American Cochlear Implant Alliance
- Formation: 2011; 15 years ago
- Type: 501(c)(3) Non-profit Advocacy group
- Chair: Daniel M. Zeitler, MD
- Founding Director: Donna L. Sorkin (2012-2026)
- Executive Director: Carrie Spangler, AuD (2026-present)
- Website: www.acialliance.org

= American Cochlear Implant Alliance =

The American Cochlear Implant Alliance (ACI Alliance) is a 501(c)(3) nonprofit organization that works to increase access to cochlear implantation through research, policy advocacy, and public awareness initiatives. The organization represents professionals, researchers, recipients, and other stakeholders in the field of cochlear implantation.
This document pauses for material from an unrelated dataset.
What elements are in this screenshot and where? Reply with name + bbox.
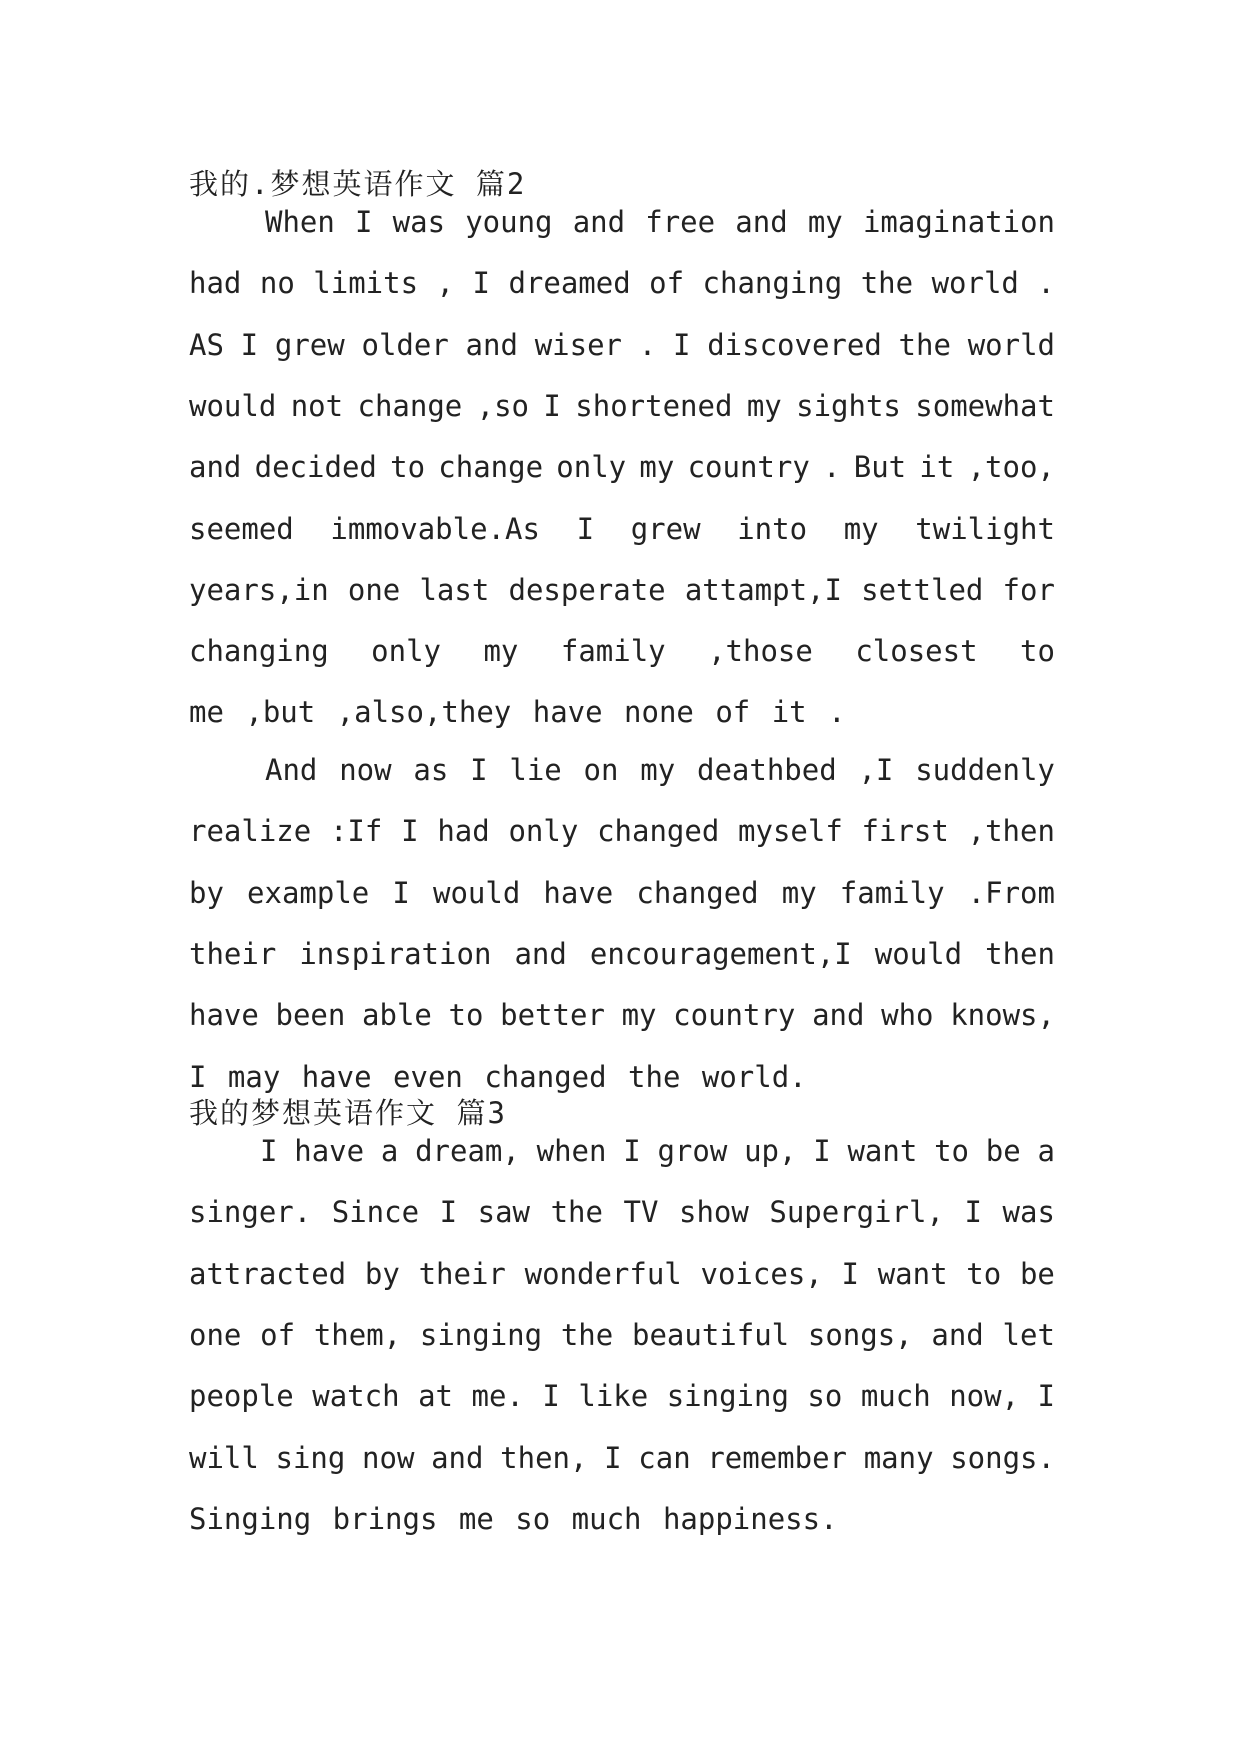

ACI Alliance was established in October 2011 to "eliminate barriers to cochlear implantation...by improving access to, and increasing awareness about cochlear implants." The Alliance was founded by a group of surgeons, audiologists, and speech-language pathologists active in cochlear implantation research and practice, including Dr. John K. Niparko and Dr. Teresa Zwolan.

==Federal advocacy==
The Alliance has participated in federal health policy processes, including significant updates related to Medicare coverage for cochlear implantation. The organization was a primary formal requestor to the Centers for Medicare & Medicaid Services (CMS) seeking reconsideration of the National Coverage Determination governing cochlear implants. Following the reconsideration process, CMS issued a revised coverage determination expanding eligibility criteria for cochlear implantation. The ACI Alliance has also advocated specifically for individuals with asymmetric hearing loss and single-sided deafness.

The Alliance participates in national coalitions addressing hearing health and disability policy, including Friends of the Congressional Hearing Health Caucus and Independence Through Enhancement of Medicare and Medicaid (ITEM).

==State-level advocacy==
The Alliance engages in advocacy at the state level through a nationwide network of volunteers who participate in legislative and regulatory processes related to hearing health and cochlear implantation through testimony, written submissions, and committee participation.

==Professional activities and research==
Proceedings from the Alliance's national symposia and meetings have addressed clinical outcomes, guided candidacy criteria, and established standards of care for cochlear implantation.

Federal research databases and CMS evidentiary materials list the Alliance as a sponsor or contributor to studies reviewed as part of Medicare coverage determinations for cochlear implantation.